Ce que ces images ne montrent jamais, c’est ce qu’on découvre depuis un canoë. Au ras de l’eau, le canyon change de dimension : les parois deviennent vertigineuses, les couleurs plus intenses, le silence plus vrai.
Ce guide est écrit depuis la rivière. Selon votre disponibilité, vous pouvez choisir une descente en journée pour l’essentiel du canyon, ou opter pour deux jours avec bivouac pour vivre les gorges sous toutes ses lumières. Dans les deux cas, voici ce que vous allez découvrir.
Les gorges de l’Ardèche en quelques chiffres
- Le canyon s’étire sur 32 kilomètres entre le Pont d’Arc et Saint-Martin-d’Ardèche.
- Ses falaises culminent par endroits à 250 mètres au-dessus de l’eau.
- Accès réglementé
- Bivouacs sur des emplacements définis
- Nombre de bateaux limité par journée
L’itinéraire jalon par jalon, vu depuis le canoë
Selon le parcours choisi, la mise à l’eau se fait à Salavas pour le parcours standard, ou encore plus en amont à Sampzon pour les descentes longues.
- Moins de 7 kilomètres plus tard, le canyon s’annonce par l’arche naturelle du Pont d’Arc
- Entrée officielle des gorges, repère à photographier absolument
- Depuis le canoë, on passe littéralement en dessous : l’arche fait 34 mètres de hauteur et 59 mètres de largeur
- Le courant accélère au passage, puis le canyon se referme sur vous
La Cathédrale : la première pause imposante
Quelques heures après le Pont d’Arc, les parois se redressent jusqu’à former une nef de pierre que les locaux ont baptisée « la Cathédrale ».
- Le ciel rétrécit en un ruban bleu au-dessus de vous.
- La température chute de plusieurs degrés.

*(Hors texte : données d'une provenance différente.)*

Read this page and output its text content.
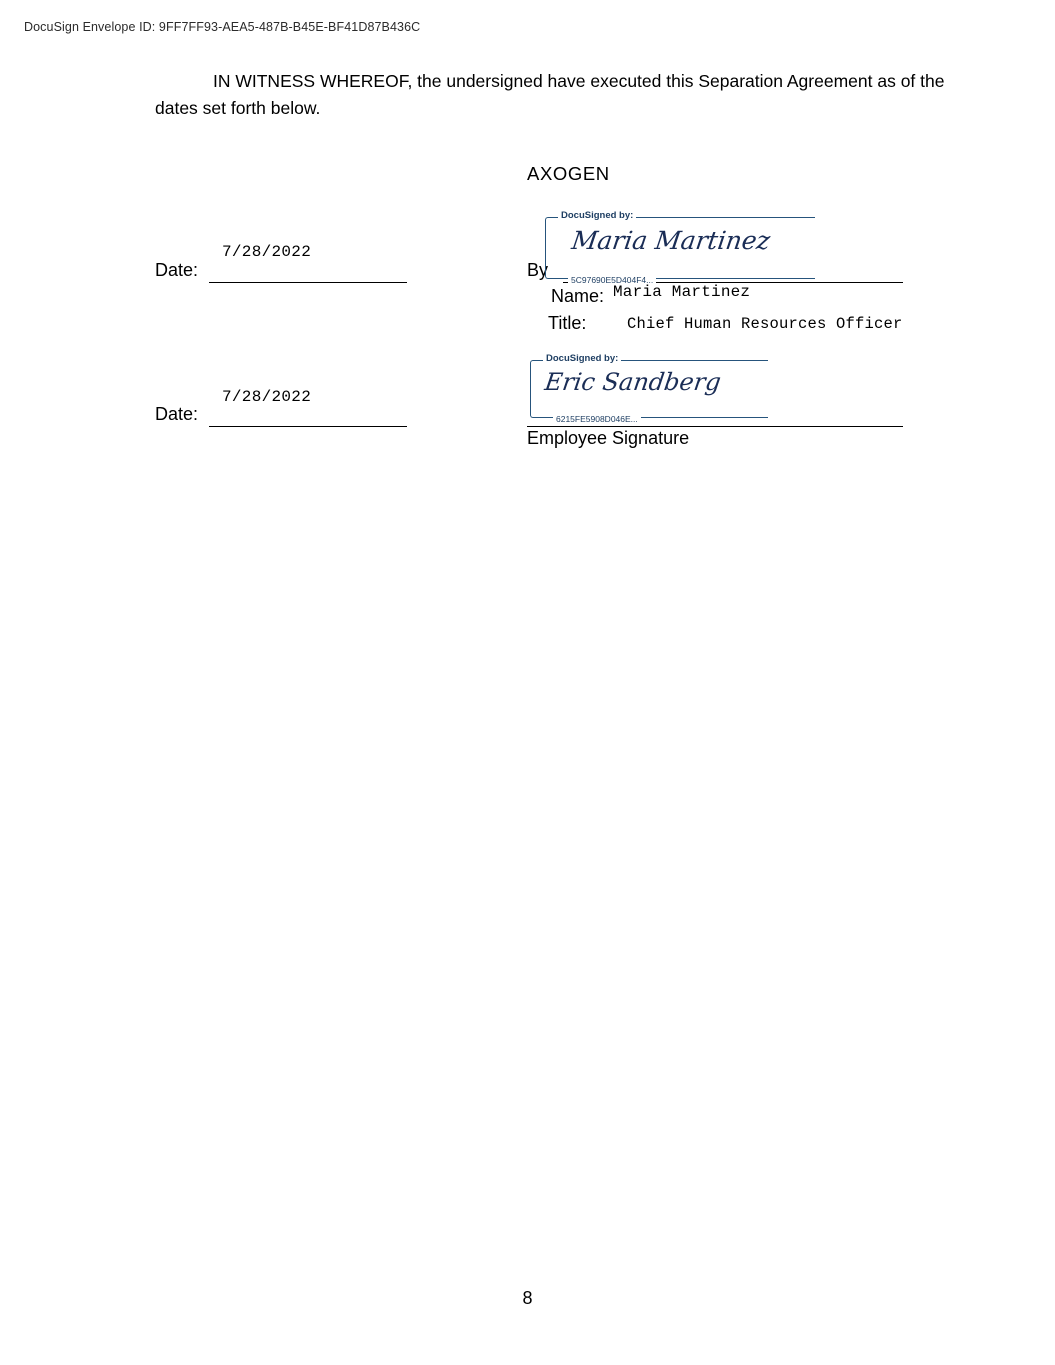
DocuSign Envelope ID: 9FF7FF93-AEA5-487B-B45E-BF41D87B436C
IN WITNESS WHEREOF, the undersigned have executed this Separation Agreement as of the dates set forth below.
AXOGEN
Date:
7/28/2022
By
DocuSigned by:
Maria Martinez
5C97690E5D404F4...
Name: Maria Martinez
Title:	Chief Human Resources Officer
Date:
7/28/2022
DocuSigned by:
Eric Sandberg
6215FE5908D046E...
Employee Signature
8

- À cet endroit, les voix portent différemment : le canyon fait caisse de résonance.
La plage de Gaud : premier bivouac autorisé
En fin de premier jour, on atteint la plage de Gaud, l’un des rares emplacements de bivouac autorisés dans la réserve. C’est une grève de galets en fond de cuvette, surplombée de falaises qui virent au rose cuivré au coucher du soleil.
La nuit ici est un spectacle à part entière :
- Pas de lumière artificielle à des kilomètres
- Le ciel étoilé prend toute sa place
- La rivière bruit doucement
Le bivouac de Gournier : la nuit sous la falaise
Plus loin dans les gorges, le bivouac de Gournier est l’autre emplacement officiel, et probablement le plus spectaculaire.

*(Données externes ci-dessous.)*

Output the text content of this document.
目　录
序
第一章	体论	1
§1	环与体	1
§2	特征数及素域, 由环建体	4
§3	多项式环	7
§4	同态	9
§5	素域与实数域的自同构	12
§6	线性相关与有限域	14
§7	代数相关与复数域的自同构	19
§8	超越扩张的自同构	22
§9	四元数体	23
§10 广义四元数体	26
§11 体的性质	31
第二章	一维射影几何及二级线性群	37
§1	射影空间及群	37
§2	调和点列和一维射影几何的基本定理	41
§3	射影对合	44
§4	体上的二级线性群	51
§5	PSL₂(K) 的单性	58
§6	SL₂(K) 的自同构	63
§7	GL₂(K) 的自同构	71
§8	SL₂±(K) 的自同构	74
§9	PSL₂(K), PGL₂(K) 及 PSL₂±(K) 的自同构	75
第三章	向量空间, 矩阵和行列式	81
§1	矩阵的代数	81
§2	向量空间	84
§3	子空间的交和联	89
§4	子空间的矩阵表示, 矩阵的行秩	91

Il est situé au pied d’une falaise verticale, à proximité immédiate de la grotte de Gournier :
- Accessible uniquement depuis la rivière.

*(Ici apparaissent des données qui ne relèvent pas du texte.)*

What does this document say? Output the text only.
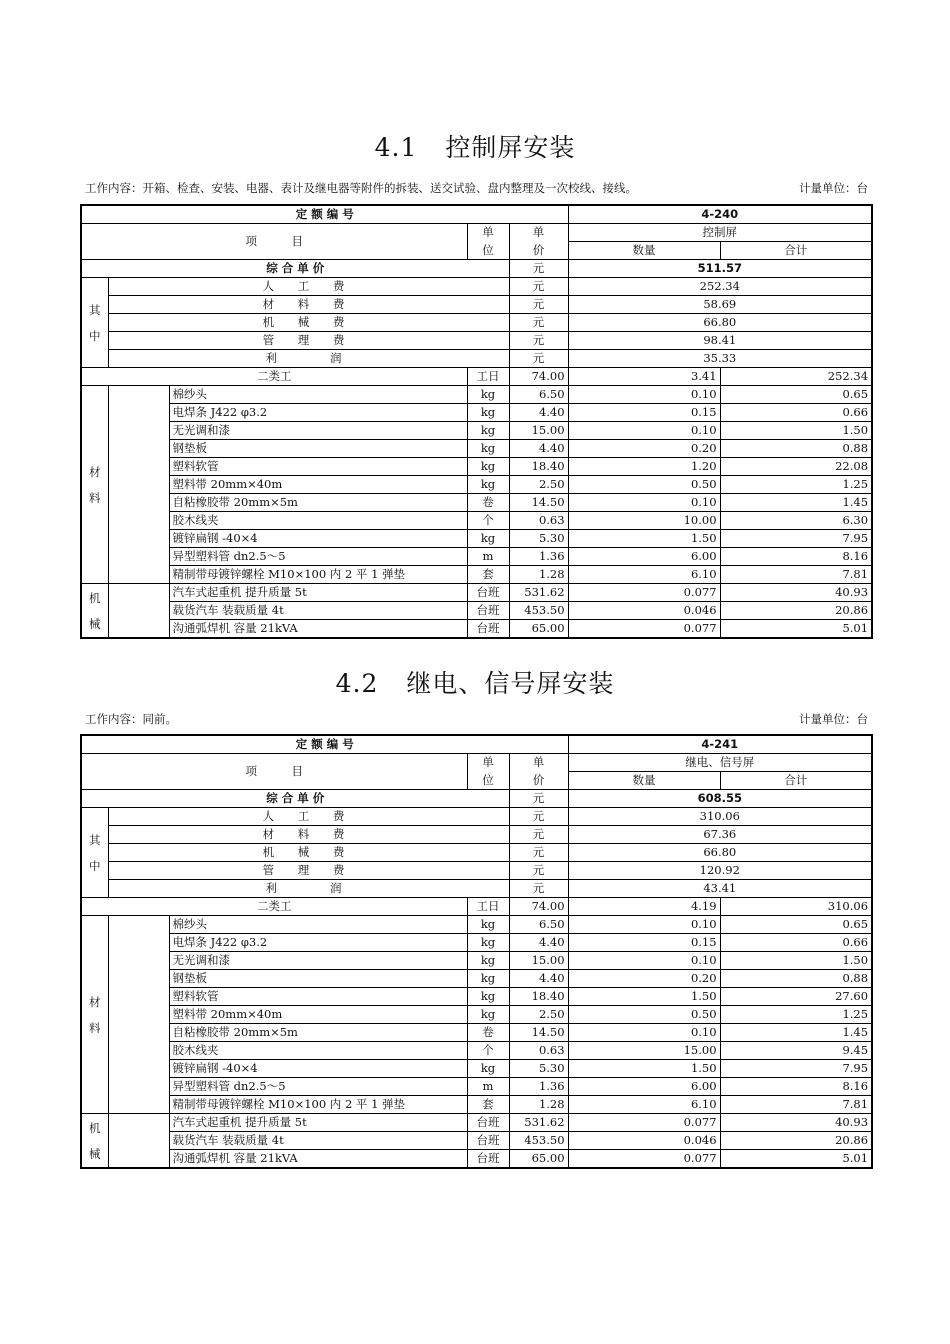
4.1 控制屏安装
工作内容：开箱、检查、安装、电器、表计及继电器等附件的拆装、送交试验、盘内整理及一次校线、接线。	计量单位：台
定 额 编 号					4-240	
项　　　目			单	单	控制屏	
			位	价	数量	合计
综 合 单 价				元	511.57	
其
中	人 工 费			元	252.34	
	材 料 费			元	58.69	
	机 械 费			元	66.80	
	管 理 费			元	98.41	
	利　　润			元	35.33	
二类工			工日	74.00	3.41	252.34
材
料		棉纱头	kg	6.50	0.10	0.65
		电焊条 J422 φ3.2	kg	4.40	0.15	0.66
		无光调和漆	kg	15.00	0.10	1.50
		钢垫板	kg	4.40	0.20	0.88
		塑料软管	kg	18.40	1.20	22.08
		塑料带 20mm×40m	kg	2.50	0.50	1.25
		自粘橡胶带 20mm×5m	卷	14.50	0.10	1.45
		胶木线夹	个	0.63	10.00	6.30
		镀锌扁钢 -40×4	kg	5.30	1.50	7.95
		异型塑料管 dn2.5～5	m	1.36	6.00	8.16
		精制带母镀锌螺栓 M10×100 内 2 平 1 弹垫	套	1.28	6.10	7.81
机
械		汽车式起重机 提升质量 5t	台班	531.62	0.077	40.93
		载货汽车 装载质量 4t	台班	453.50	0.046	20.86
		沟通弧焊机 容量 21kVA	台班	65.00	0.077	5.01
4.2 继电、信号屏安装
工作内容：同前。	计量单位：台
定 额 编 号					4-241	
项　　　目			单	单	继电、信号屏	
			位	价	数量	合计
综 合 单 价				元	608.55	
其
中	人 工 费			元	310.06	
	材 料 费			元	67.36	
	机 械 费			元	66.80	
	管 理 费			元	120.92	
	利　　润			元	43.41	
二类工			工日	74.00	4.19	310.06
材
料		棉纱头	kg	6.50	0.10	0.65
		电焊条 J422 φ3.2	kg	4.40	0.15	0.66
		无光调和漆	kg	15.00	0.10	1.50
		钢垫板	kg	4.40	0.20	0.88
		塑料软管	kg	18.40	1.50	27.60
		塑料带 20mm×40m	kg	2.50	0.50	1.25
		自粘橡胶带 20mm×5m	卷	14.50	0.10	1.45
		胶木线夹	个	0.63	15.00	9.45
		镀锌扁钢 -40×4	kg	5.30	1.50	7.95
		异型塑料管 dn2.5～5	m	1.36	6.00	8.16
		精制带母镀锌螺栓 M10×100 内 2 平 1 弹垫	套	1.28	6.10	7.81
机
械		汽车式起重机 提升质量 5t	台班	531.62	0.077	40.93
		载货汽车 装载质量 4t	台班	453.50	0.046	20.86
		沟通弧焊机 容量 21kVA	台班	65.00	0.077	5.01
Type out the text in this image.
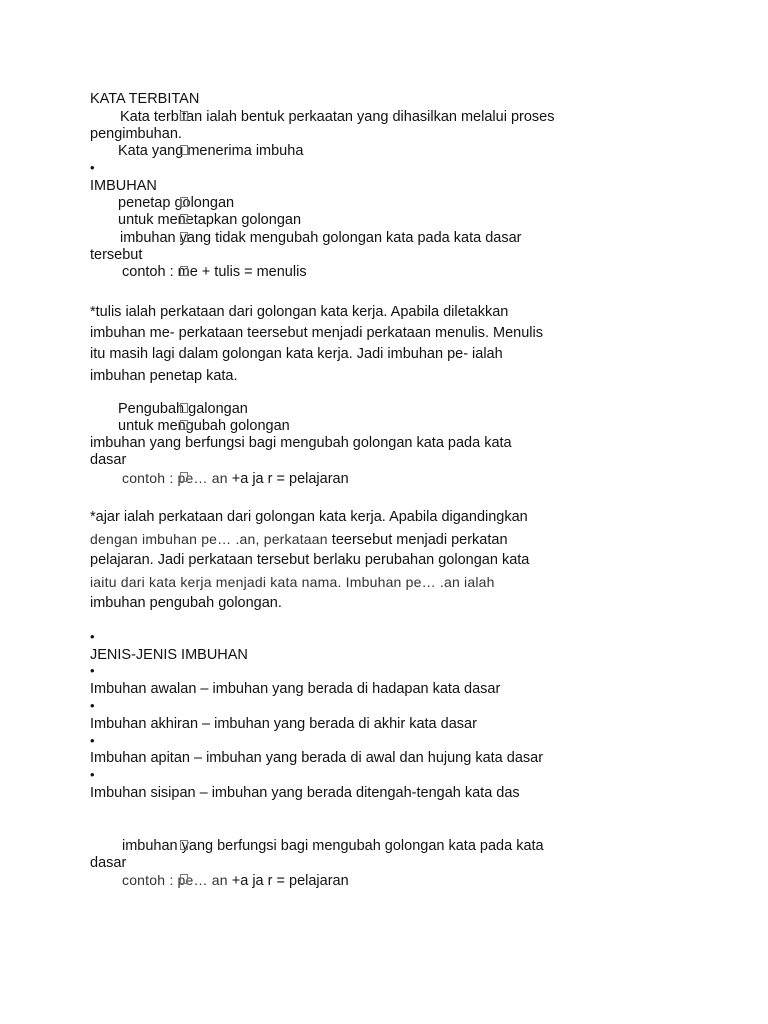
KATA TERBITAN
Kata terbitan ialah bentuk perkaatan yang dihasilkan melalui proses
pengimbuhan.
Kata yang menerima imbuha
•
IMBUHAN
penetap golongan
untuk menetapkan golongan
imbuhan yang tidak mengubah golongan kata pada kata dasar
tersebut
contoh : me + tulis = menulis
*tulis ialah perkataan dari golongan kata kerja. Apabila diletakkan
imbuhan me- perkataan teersebut menjadi perkataan menulis. Menulis
itu masih lagi dalam golongan kata kerja. Jadi imbuhan pe- ialah
imbuhan penetap kata.
Pengubah galongan
untuk mengubah golongan
imbuhan yang berfungsi bagi mengubah golongan kata pada kata
dasar
contoh : pe… an +a ja r = pelajaran
*ajar ialah perkataan dari golongan kata kerja. Apabila digandingkan
dengan imbuhan pe… .an, perkataan teersebut menjadi perkatan
pelajaran. Jadi perkataan tersebut berlaku perubahan golongan kata
iaitu dari kata kerja menjadi kata nama. Imbuhan pe… .an ialah
imbuhan pengubah golongan.
•
JENIS-JENIS IMBUHAN
•
Imbuhan awalan – imbuhan yang berada di hadapan kata dasar
•
Imbuhan akhiran – imbuhan yang berada di akhir kata dasar
•
Imbuhan apitan – imbuhan yang berada di awal dan hujung kata dasar
•
Imbuhan sisipan – imbuhan yang berada ditengah-tengah kata das
imbuhan yang berfungsi bagi mengubah golongan kata pada kata
dasar
contoh : pe… an +a ja r = pelajaran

- Aucune route, aucun sentier n’y mène. On y arrive en canoë ou pas du tout.
- La nuit à Gournier, la paroi rocheuse domine l’emplacement et le canyon se tait progressivement avec le coucher du soleil.
- C’est le type d’endroit que l’on garde en mémoire longtemps après la descente.
Serre de Tourre : le belvédère vu de l’intérieur
Le lendemain matin, la rivière offre l’un de ses virages les plus spectaculaires au pied du Serre de Tourre. Du belvidère en hauteur, les cars de touristes photographient le méandre.
Depuis votre canoë, vous êtes exactement à l’intérieur de ce méandre :- Falaise à pic sur votre gauche
- Silence de plomb
- La différence de perspective est saisissante.
Saint-Martin-d’Ardèche : l’arrivée et la sortie des gorges
La sortie des gorges se fait progressivement :
- La rivière s’élargit
- Les falaises s’effacent
- La lumière revient à pleine puissance.
La plupart des canoëistes restent silencieux quelques minutes encore, le temps de « décomprimer ».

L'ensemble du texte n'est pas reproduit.